SansCrierArt: Aperçu critique de l'actualité culturelle. Comptes-rendus d'expositions, de pièces de théâtre, de films et de tous autres évènements culturels.
Il y a 2 ans à peine, Emma et Jerry mettaient fin à leur liaison adultère. Alors qu'ils se retrouvent, Emma apprend à Jerry, qu'elle vient d'avouer à Robert, son mari, qu'elle l'a trompé avec Jerry, son meilleur ami, pendant 7 ans. Mais, le lendemain, Robert affirme à Jerry qu'Emma le lui a dit il y a 4 ans.
Tout dans cette adaptation de la pièce d' Harold Pinter sonne juste. Les comédiens en premier lieu. Swann Arlaud, si impressionnant au cinéma s'avère tout autant marquant sur scène. Très élégant, son jeu d'une grande sobriété impose, dès son entrée en scène, son personnage. A ses côtés, Marc Arnaud, tout en tension retenue, et Marie Kaufmann, énigmatique et fragile, sont épatants.
La mise en scène de Tatiana Vialle chorégraphie précisément les déplacements et la présence des comédiens, appuyant l'humeur et l'ambiguïté du moment.
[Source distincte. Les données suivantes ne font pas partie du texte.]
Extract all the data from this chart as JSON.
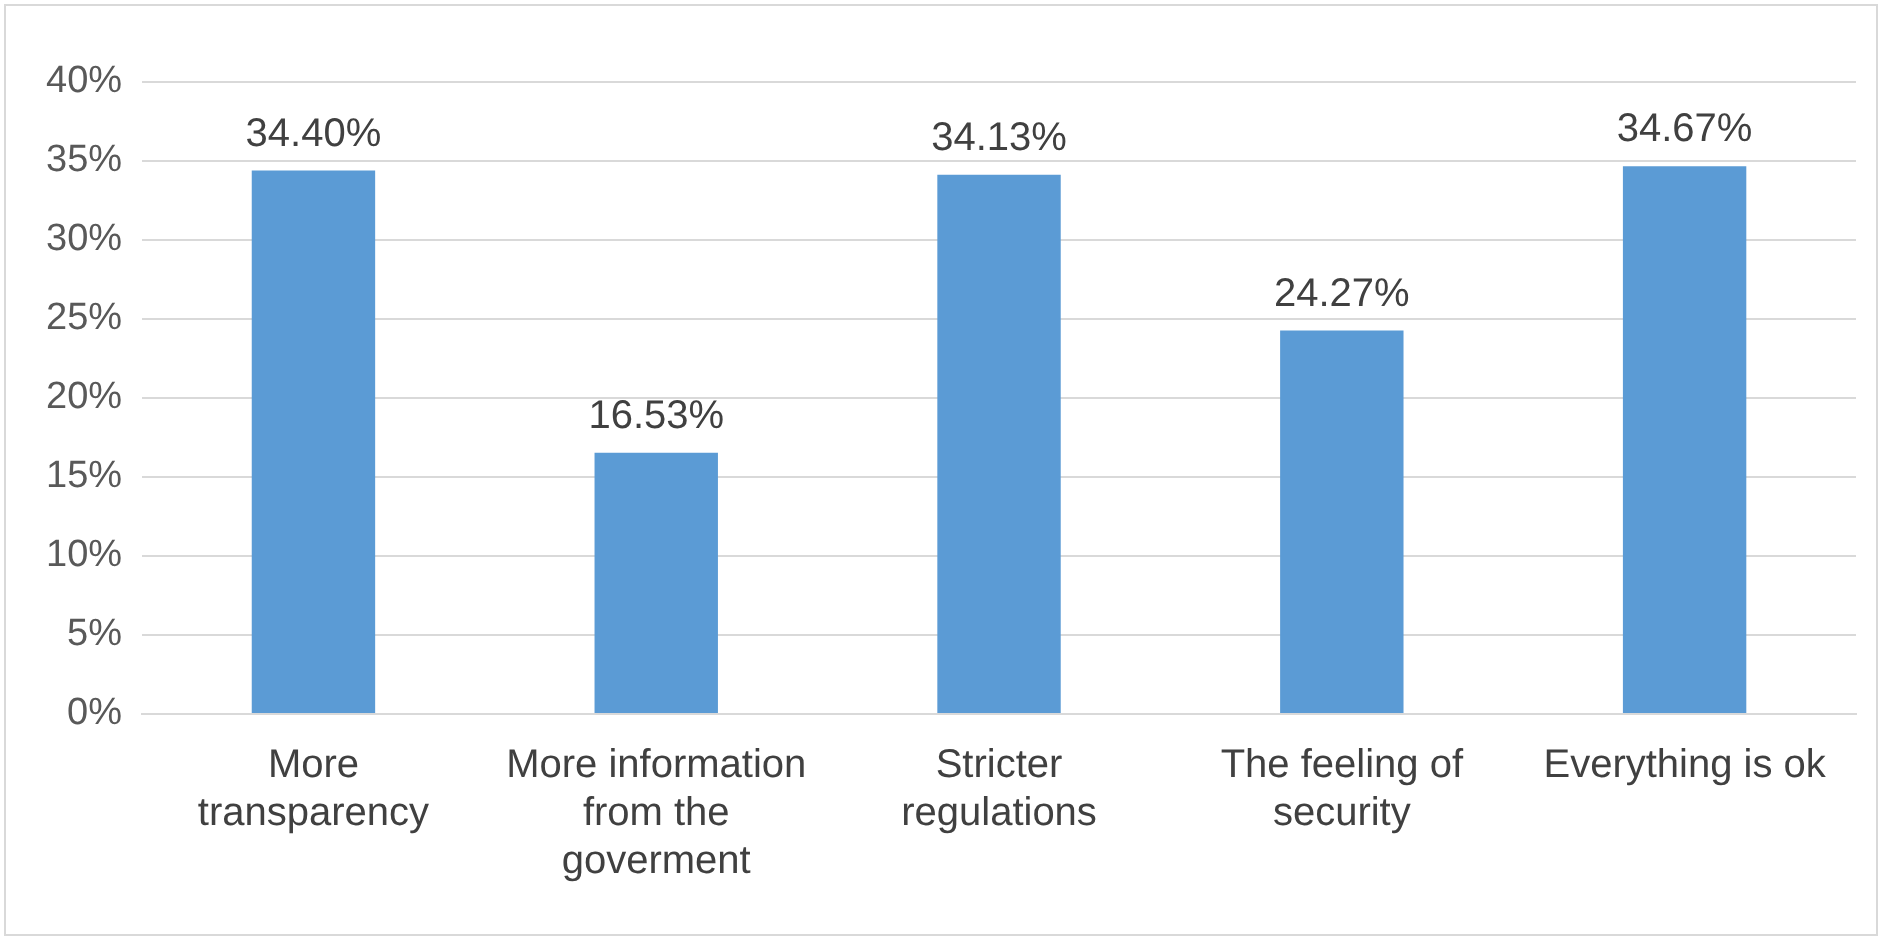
{
  "chart_data": {
    "type": "bar",
    "categories": [
      "More transparency",
      "More information from the goverment",
      "Stricter regulations",
      "The feeling of security",
      "Everything is ok"
    ],
    "values": [
      34.4,
      16.53,
      34.13,
      24.27,
      34.67
    ],
    "value_labels": [
      "34.40%",
      "16.53%",
      "34.13%",
      "24.27%",
      "34.67%"
    ],
    "color": "#5b9bd5",
    "ylim": [
      0,
      40
    ],
    "yticks": [
      {
        "value": 0,
        "label": "0%"
      },
      {
        "value": 5,
        "label": "5%"
      },
      {
        "value": 10,
        "label": "10%"
      },
      {
        "value": 15,
        "label": "15%"
      },
      {
        "value": 20,
        "label": "20%"
      },
      {
        "value": 25,
        "label": "25%"
      },
      {
        "value": 30,
        "label": "30%"
      },
      {
        "value": 35,
        "label": "35%"
      },
      {
        "value": 40,
        "label": "40%"
      }
    ],
    "grid": "y"
  }
}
La scène presque nue, habillée de 2-3 chaises et de paravents de néons, comme pour montrer tout ce qu'il faut cacher, gagne en profondeur par des projections vidéos qui plantent le décor. La musique lancinante qui revient en boucle pendant toute la pièce est également excellente.
Enfin, la mise à nu, progressive par flash back, de cet énigmatique trio, signée Pinter, fonctionne encore parfaitement.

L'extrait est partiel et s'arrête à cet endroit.